Shannon Nolting alleges she and her husband, Eric, weren't notified of biopsy results that showed he had cancer until five years after the test. Eric eventually died of the disease and his wife is suing medical professionals for negligence.

Last year, another CBC News investigation revealed it took 11 months for a hospital in Vancouver to tell a woman a suspicious nodule had been spotted on one of her lungs.

Jenny Reiderman was ultimately diagnosed with lung cancer, which had spread since her initial X-ray.

Nolting's biopsy was done at a walk-in clinic, while Reiderman's X-rays were taken by an emergency room doctor. Neither had a family doctor at the time of their tests.

In a statement of defence, Interior Health said Nolting "unreasonably failed" to follow up on the biopsy himself. 

The emergency room physician who took Reiderman's X-ray wrote the patient a letter of response, admitting there were "pitfalls in the overall system."

That case — and others — have raised questions for health care patients in B.C.: who is primarily responsible for follow-up and how can patients be proactive?

Who's responsible?

Any physician who orders a test for a patient is responsible ensuring a follow-up system is in place, according to guidelines from the College for Physicians and Surgeons of B.C. (CPSBC).

If the referring physician can't pass on the results themselves, they'll need to take steps to be sure another doctor does.

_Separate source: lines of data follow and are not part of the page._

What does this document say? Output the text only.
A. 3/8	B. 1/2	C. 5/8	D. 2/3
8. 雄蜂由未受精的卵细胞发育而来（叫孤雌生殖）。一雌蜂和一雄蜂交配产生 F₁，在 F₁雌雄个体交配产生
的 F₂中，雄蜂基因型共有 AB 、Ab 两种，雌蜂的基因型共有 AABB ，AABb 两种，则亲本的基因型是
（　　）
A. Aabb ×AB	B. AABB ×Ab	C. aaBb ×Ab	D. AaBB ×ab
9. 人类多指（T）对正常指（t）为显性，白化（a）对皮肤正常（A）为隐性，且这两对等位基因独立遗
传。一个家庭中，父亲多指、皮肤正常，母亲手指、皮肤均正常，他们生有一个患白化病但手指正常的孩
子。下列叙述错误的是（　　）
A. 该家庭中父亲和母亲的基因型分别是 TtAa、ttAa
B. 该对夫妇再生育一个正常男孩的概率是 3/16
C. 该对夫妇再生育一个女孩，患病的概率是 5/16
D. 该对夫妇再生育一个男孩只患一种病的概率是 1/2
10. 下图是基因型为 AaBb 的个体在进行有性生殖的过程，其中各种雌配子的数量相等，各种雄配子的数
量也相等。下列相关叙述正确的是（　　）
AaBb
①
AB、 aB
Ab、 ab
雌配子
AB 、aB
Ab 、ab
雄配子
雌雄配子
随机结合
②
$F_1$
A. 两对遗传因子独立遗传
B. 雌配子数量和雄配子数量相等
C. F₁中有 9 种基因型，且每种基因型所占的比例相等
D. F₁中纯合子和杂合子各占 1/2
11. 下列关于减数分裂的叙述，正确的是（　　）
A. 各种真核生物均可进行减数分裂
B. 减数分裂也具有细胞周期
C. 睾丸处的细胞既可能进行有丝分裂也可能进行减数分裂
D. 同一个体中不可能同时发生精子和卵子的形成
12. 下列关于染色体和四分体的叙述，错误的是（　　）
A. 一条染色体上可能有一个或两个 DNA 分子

When it comes to critical reports, any doctor who hears about those results is obligated to take steps to tell a patient in a timely manner — regardless of whether that person is no longer, or never was, in their care.

What does doctor follow-up look like? 

UBC clinical associate professor of medicine Dr. Michael Curry said most doctors in B.C. take similar steps when it comes to follow up, despite the lack of regulation.

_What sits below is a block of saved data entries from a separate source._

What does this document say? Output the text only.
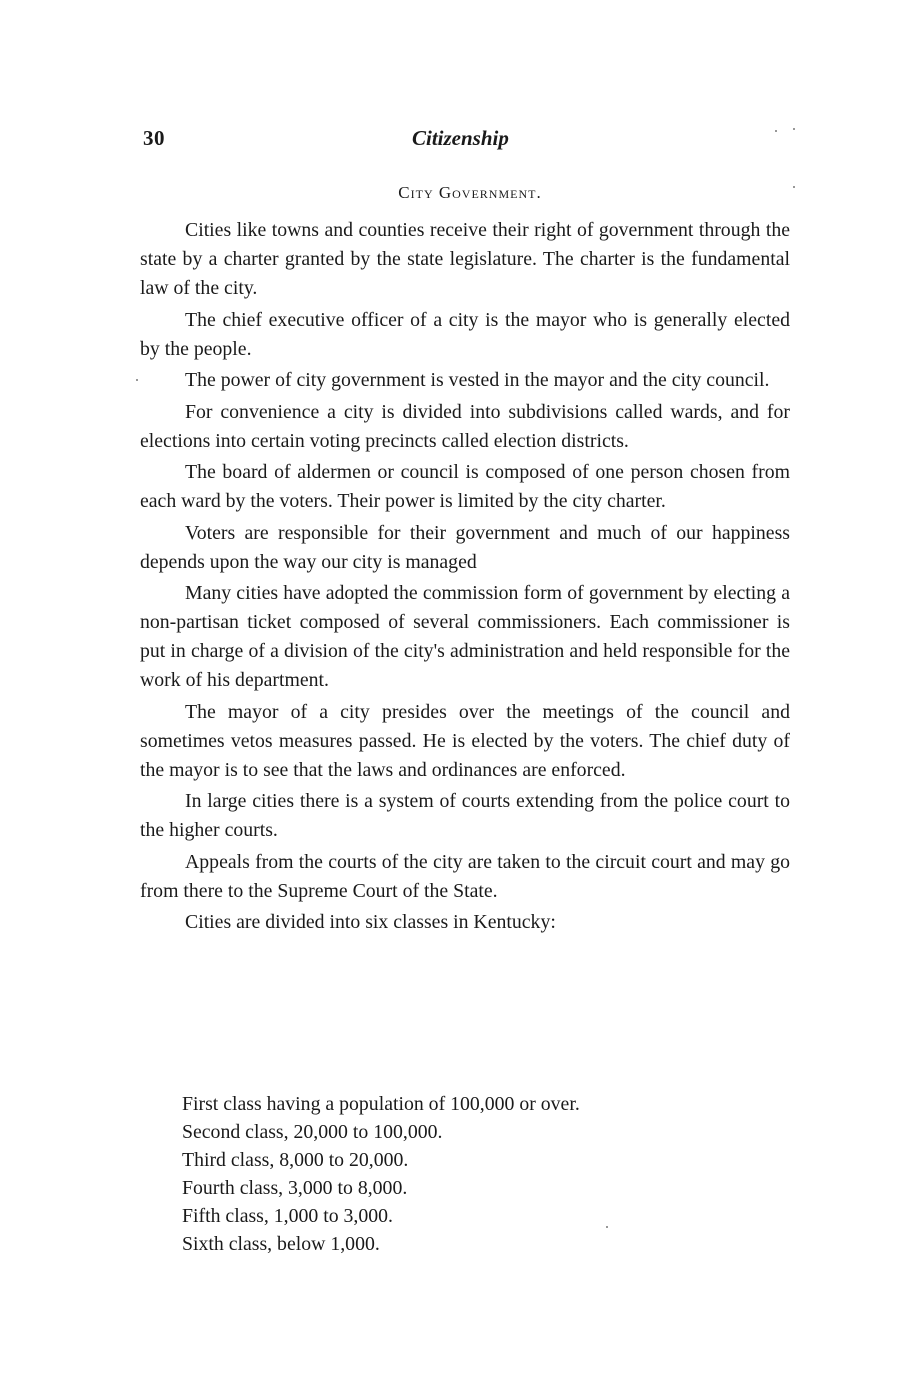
30	Citizenship
City Government.

Cities like towns and counties receive their right of government through the state by a charter granted by the state legislature. The charter is the fundamental law of the city.

The chief executive officer of a city is the mayor who is generally elected by the people.

The power of city government is vested in the mayor and the city council.

For convenience a city is divided into subdivisions called wards, and for elections into certain voting precincts called election districts.

The board of aldermen or council is composed of one person chosen from each ward by the voters. Their power is limited by the city charter.

Voters are responsible for their government and much of our happiness depends upon the way our city is managed

Many cities have adopted the commission form of government by electing a non-partisan ticket composed of several commissioners. Each commissioner is put in charge of a division of the city's administration and held responsible for the work of his department.

The mayor of a city presides over the meetings of the council and sometimes vetos measures passed. He is elected by the voters. The chief duty of the mayor is to see that the laws and ordinances are enforced.

In large cities there is a system of courts extending from the police court to the higher courts.

Appeals from the courts of the city are taken to the circuit court and may go from there to the Supreme Court of the State.

Cities are divided into six classes in Kentucky:

First class having a population of 100,000 or over.
Second class, 20,000 to 100,000.
Third class, 8,000 to 20,000.
Fourth class, 3,000 to 8,000.
Fifth class, 1,000 to 3,000.
Sixth class, below 1,000.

Once a test has been done:

- The report is sent to the ordering physician by fax, mail or electronically.

- Doctors sort through results they receive to determine which need follow-up.

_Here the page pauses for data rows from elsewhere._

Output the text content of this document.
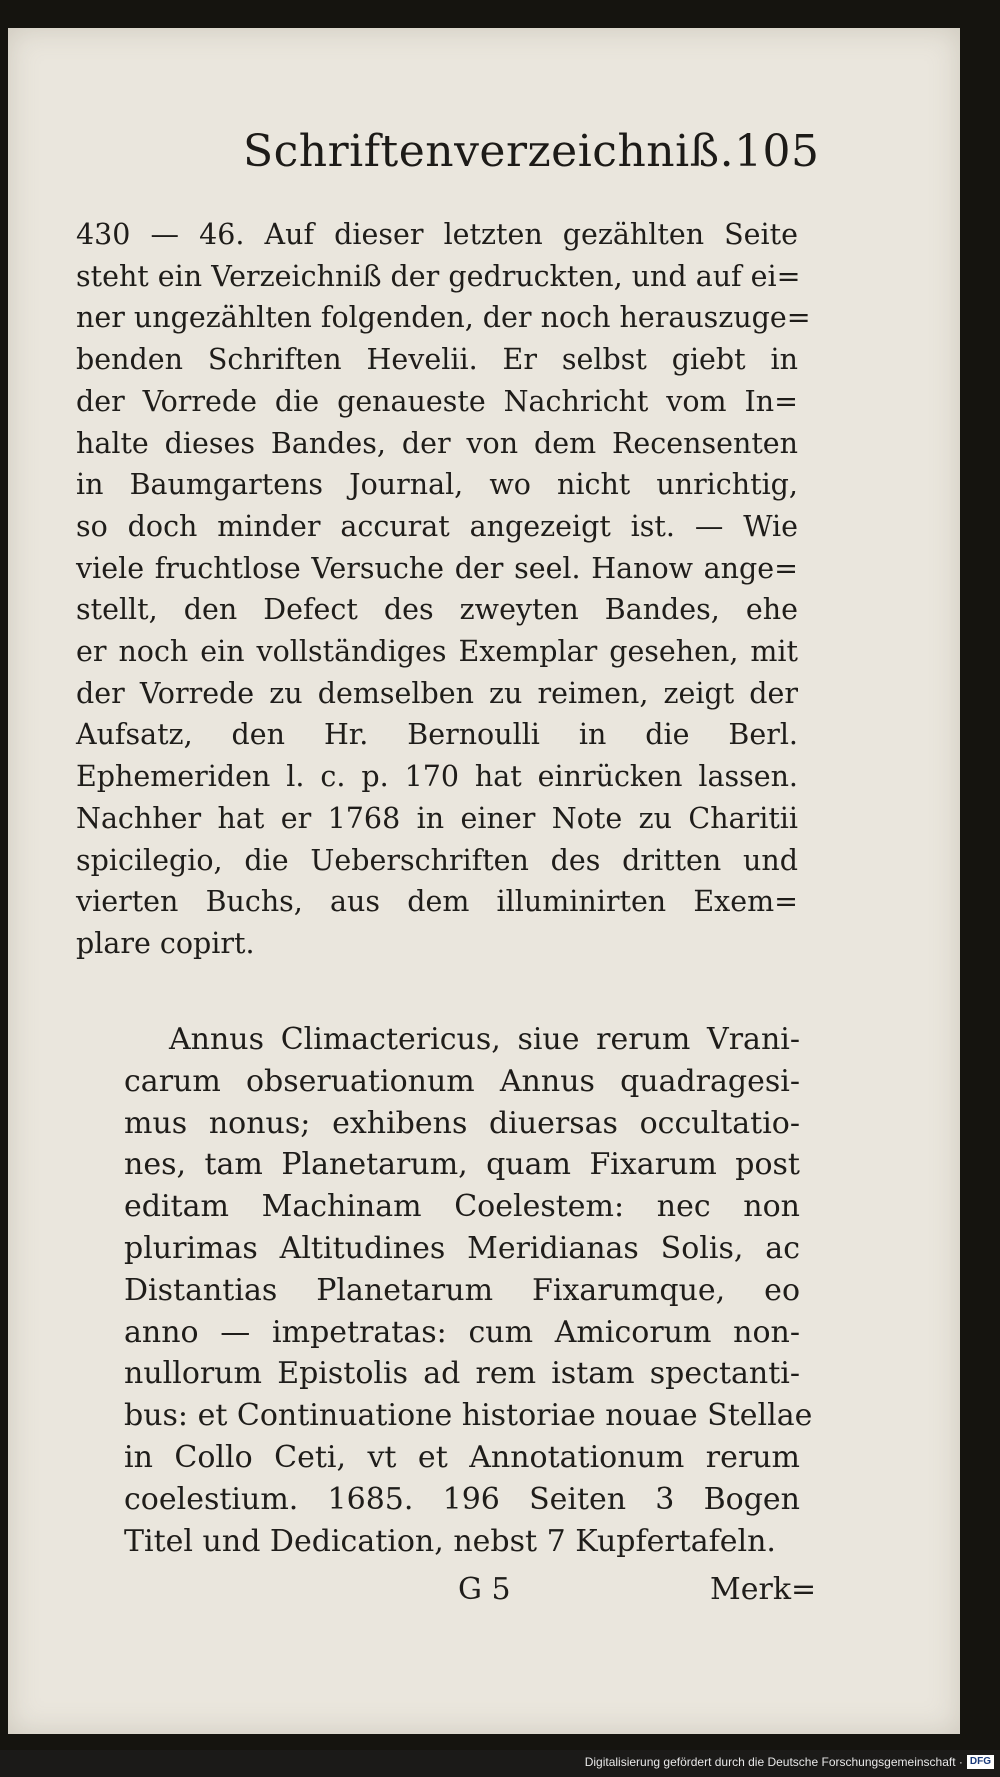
Schriftenverzeichniß. 105
430 — 46. Auf dieser letzten gezählten Seite
steht ein Verzeichniß der gedruckten, und auf ei=
ner ungezählten folgenden, der noch herauszuge=
benden Schriften Hevelii. Er selbst giebt in
der Vorrede die genaueste Nachricht vom In=
halte dieses Bandes, der von dem Recensenten
in Baumgartens Journal, wo nicht unrichtig,
so doch minder accurat angezeigt ist. — Wie
viele fruchtlose Versuche der seel. Hanow ange=
stellt, den Defect des zweyten Bandes, ehe
er noch ein vollständiges Exemplar gesehen, mit
der Vorrede zu demselben zu reimen, zeigt der
Aufsatz, den Hr. Bernoulli in die Berl.
Ephemeriden l. c. p. 170 hat einrücken lassen.
Nachher hat er 1768 in einer Note zu Charitii
spicilegio, die Ueberschriften des dritten und
vierten Buchs, aus dem illuminirten Exem=
plare copirt.
Annus Climactericus, siue rerum Vrani-
carum obseruationum Annus quadragesi-
mus nonus; exhibens diuersas occultatio-
nes, tam Planetarum, quam Fixarum post
editam Machinam Coelestem: nec non
plurimas Altitudines Meridianas Solis, ac
Distantias Planetarum Fixarumque, eo
anno — impetratas: cum Amicorum non-
nullorum Epistolis ad rem istam spectanti-
bus: et Continuatione historiae nouae Stellae
in Collo Ceti, vt et Annotationum rerum
coelestium. 1685. 196 Seiten 3 Bogen
Titel und Dedication, nebst 7 Kupfertafeln.
G 5	Merk=
Digitalisierung gefördert durch die Deutsche Forschungsgemeinschaft · DFG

- Physician phones patient, then sends a letter if calls don't get through.

- Report is sent to the family doctor, if possible, after repeated attempts at contact fail.

But Curry said things can go wrong: faxes may not go through, phone numbers may be out of date, names could be misspelled — the doctor said the list goes on.

The best "safety net" Curry recommended would be a family physician.

"All those weird, one-off things are all vulnerabilities — particularly to patients that only have one doctor," he said. "It's really important to have a backup."

He did note that there's been a shortage of family doctors in the province due to an aging population, retirement, immigration and poor health.

The provincial government estimated 200,000 people in B.C. were without a family doctor in 2013.

Can I call about results?

Curry said patients should schedule their own follow-up appointments.

"With big health issues, patients should take ownership." he said. "The system is pretty good at follow up, but it's not perfect."

Susan Prins, the CPSBCs director of communications, recommended the same.

"'No news is good news' is not considered acceptable practice," she told CBC News in an email.

Medical malpractice lawyer Paul McGivern pointed out that The Canadian Medical Protective Association  — a not-for-profit that provides risk education for physicians — has also warned that the 'no news/good news' principle should be avoided.

What about checking online?

In B.C., you can register with my ehealth if you've had a lab test within the last 30 days at certain labs or hospitals. Find out which ones by clicking here.

In a statement, the B.C. Ministry of Health said it's implementing new tools for doctors across the province to bring faster healthcare to patients.